The campaign is based on the idea that when we share experiences, challenges and learnings, we can create a ‘ripple effect’ of positive change. It features across The Independent’s platforms with a wealth of inspiring, informative, expert-led articles aimed at helping young women find solutions to the challenges they face today.
On the news brand’s video platform Independent TV, each episode of ‘The Ripple Effect’, hosted by AJ Odudu, focuses on a core theme, including imposter syndrome, financial security and smashing stereotypes. These emotive and insightful stories aim to encourage conversation around the challenges women face today and how to overcome them.
Read more here.
Times are changing
A stand-out half page ad from Mind in September 2023 reminded readers how times are changing in better acknowledging mental health issues, encouraging anyone going through a difficult time or struggling with their mental health to reach out to them.
The ad also called on readers more widely to leave a gift to Mind in their wills to continue its mission to ensure everyone with a mental health problem has access to the right care and services.
Mind also partnered with sportswear brand Asics in another news brand campaign reminding readers of the importance of exercise as part of mental self-care.
The ‘New personal best’ ad encouraged readers to look beyond highest scores and fastest times when it comes to exercise, instead celebrating personal achievements and milestones in becoming healthier in mind and body.
More highlights from news brands’ mental health coverage
Mental health hero of the year
The Sun’s ‘Who Cares Wins’ awards, in partnership with NHS Charities Together, honours those across the health and social sector who go above and beyond for their patients or causes.
Amandip Sidhu was awarded the ‘Caroline Flack Mental Health Hero’ award, presented by Emily Atack and Anthony Joshua.
When Sidhu’s brother Jagdip, a 47 year old doctor, took his own life due to the stress of work in the NHS, he wanted to ensure no more lives were lost for this reason.
In 2019, the levels of burnout, anxiety and depression were at a high in the medical profession.
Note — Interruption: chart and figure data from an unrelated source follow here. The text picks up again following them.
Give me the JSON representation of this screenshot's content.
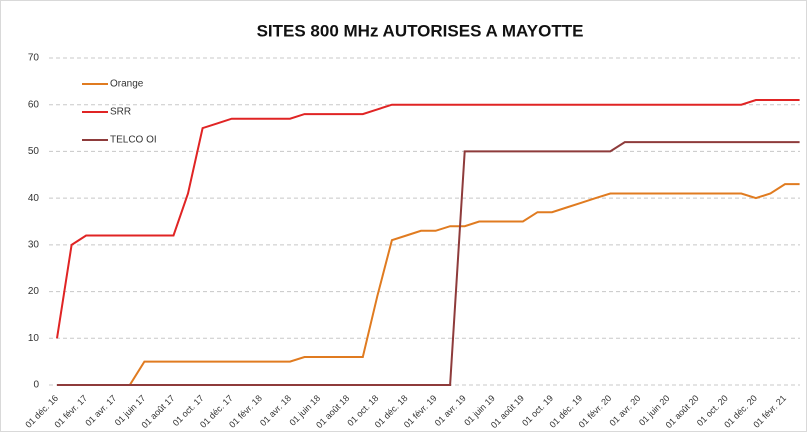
{
  "chart_data": {
    "type": "line",
    "title": "SITES 800 MHz AUTORISES A MAYOTTE",
    "categories": [
      "01 déc. 16",
      null,
      "01 févr. 17",
      null,
      "01 avr. 17",
      null,
      "01 juin 17",
      null,
      "01 août 17",
      null,
      "01 oct. 17",
      null,
      "01 déc. 17",
      null,
      "01 févr. 18",
      null,
      "01 avr. 18",
      null,
      "01 juin 18",
      null,
      "01 août 18",
      null,
      "01 oct. 18",
      null,
      "01 déc. 18",
      null,
      "01 févr. 19",
      null,
      "01 avr. 19",
      null,
      "01 juin 19",
      null,
      "01 août 19",
      null,
      "01 oct. 19",
      null,
      "01 déc. 19",
      null,
      "01 févr. 20",
      null,
      "01 avr. 20",
      null,
      "01 juin 20",
      null,
      "01 août 20",
      null,
      "01 oct. 20",
      null,
      "01 déc. 20",
      null,
      "01 févr. 21",
      null
    ],
    "series": [
      {
        "name": "Orange",
        "color": "#e07b20",
        "values": [
          0,
          0,
          0,
          0,
          0,
          0,
          5,
          5,
          5,
          5,
          5,
          5,
          5,
          5,
          5,
          5,
          5,
          6,
          6,
          6,
          6,
          6,
          19,
          31,
          32,
          33,
          33,
          34,
          34,
          35,
          35,
          35,
          35,
          37,
          37,
          38,
          39,
          40,
          41,
          41,
          41,
          41,
          41,
          41,
          41,
          41,
          41,
          41,
          40,
          41,
          43,
          43
        ]
      },
      {
        "name": "SRR",
        "color": "#e02424",
        "values": [
          10,
          30,
          32,
          32,
          32,
          32,
          32,
          32,
          32,
          41,
          55,
          56,
          57,
          57,
          57,
          57,
          57,
          58,
          58,
          58,
          58,
          58,
          59,
          60,
          60,
          60,
          60,
          60,
          60,
          60,
          60,
          60,
          60,
          60,
          60,
          60,
          60,
          60,
          60,
          60,
          60,
          60,
          60,
          60,
          60,
          60,
          60,
          60,
          61,
          61,
          61,
          61
        ]
      },
      {
        "name": "TELCO OI",
        "color": "#8e3b3b",
        "values": [
          0,
          0,
          0,
          0,
          0,
          0,
          0,
          0,
          0,
          0,
          0,
          0,
          0,
          0,
          0,
          0,
          0,
          0,
          0,
          0,
          0,
          0,
          0,
          0,
          0,
          0,
          0,
          0,
          50,
          50,
          50,
          50,
          50,
          50,
          50,
          50,
          50,
          50,
          50,
          52,
          52,
          52,
          52,
          52,
          52,
          52,
          52,
          52,
          52,
          52,
          52,
          52
        ]
      }
    ],
    "ylim": [
      0,
      70
    ],
    "yticks": [
      0,
      10,
      20,
      30,
      40,
      50,
      60,
      70
    ],
    "grid": true,
    "legend": "upper left"
  }
}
Sidhu set up the charity ‘Doctors in Distress’ which has since helped more than 2,500 healthcare professionals. The charity runs support groups and workshops to help health professionals talk about their anxieties. The aim is to reduce the stigma around mental health in the workplace to make the NHS a better and safer workplace.
“Where’s my mate?”
To raise awareness, the Independent covered ‘Sport the Signs’, a mental health campaign which emptied football stadium seats in the aim to educate men on how to spot initial signs that could warrant a supportive mental health check-in, such as when that mate who never misses a football game, misses a game.
The charity focused on heightening awareness around male mental wellbeing in the lead up to World Suicide Prevention Day on 10 September after research found an informal environment, such as the pub or watching a football game, is a time when men would be most comfortable checking in with a friend.
However, two thirds (65%) would keep it to themselves if they were struggling, despite 48% saying speaking to a loved one has helped when suffering with their mental health.